The second participant, Philip O’Keefe, a 60-year-old man with ALS, working part time and living at home with his wife and two children, was able to control computer devices to conduct work-related tasks and other independent activities after receiving the Stentrode in April 2020. Functional impairment to his fingers, elbows, and shoulders had previously inhibited his ability to engage in these efforts.
“While the Stentrode is a completely novel concept and design, the procedure to implant it draws upon techniques that I use on a daily basis and which have become routine in our industry. The Stentrode technology exemplifies the progress and potential of neurointervention departments to deliver new therapies to patients,” said Professor Peter Mitchell, Director of Neurointervention, The Royal Melbourne Hospital, a pioneering neurointerventionalist who performed the first clinical implantations of the Stentrode device. “The intricacies of the brain have always fascinated me and enabling a patient with paralysis to continue to use their mind in a productive way is immensely rewarding.”
As the Stentrode device is small and flexible enough to safely pass through curving blood vessels, the implantation procedure is similar to that of a pacemaker and does not require open brain surgery. Neurointerventional surgery has rapidly grown as a subspecialty over the last 20 years and is now the first line option for cerebral aneurysm and large vessel stroke treatment. Entry through the blood vessels may reduce risk of brain tissue inflammation and rejection of the device, which has been an issue for techniques that require direct brain penetration. Implantation is conducted using well-established neurointerventional techniques which do not require any novel automated robotic assistance.

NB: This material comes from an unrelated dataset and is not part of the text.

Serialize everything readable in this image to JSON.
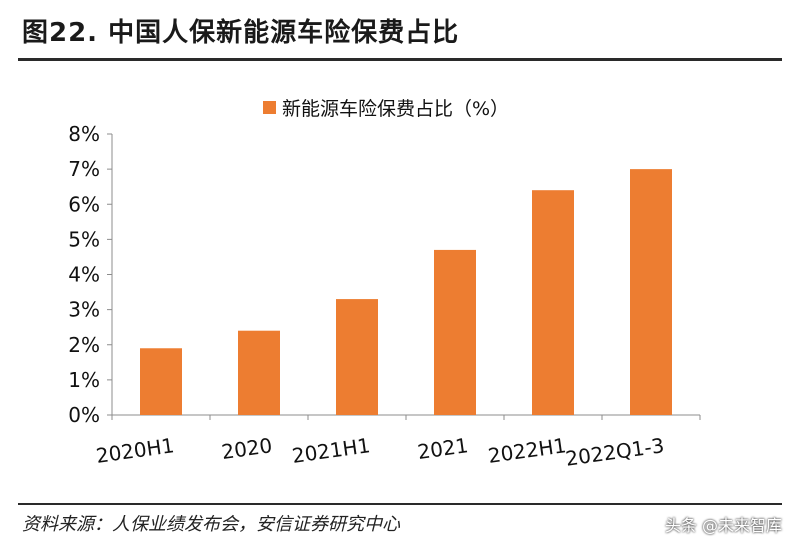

“Other approaches to brain-computer interfaces have been focused on high data rates, which create technical barriers to clinical translation. Synchron has focused on building a product that measurably improves patients’ lives. Our first-to-market product will focus on smart device control using brain impulses, without the need for the use of the hands. This alone has potential to address an unmet market need in 30 million patients in advanced economies,” added Oxley.
This feasibility study was published in the Journal of NeuroInterventional Surgery (JNIS).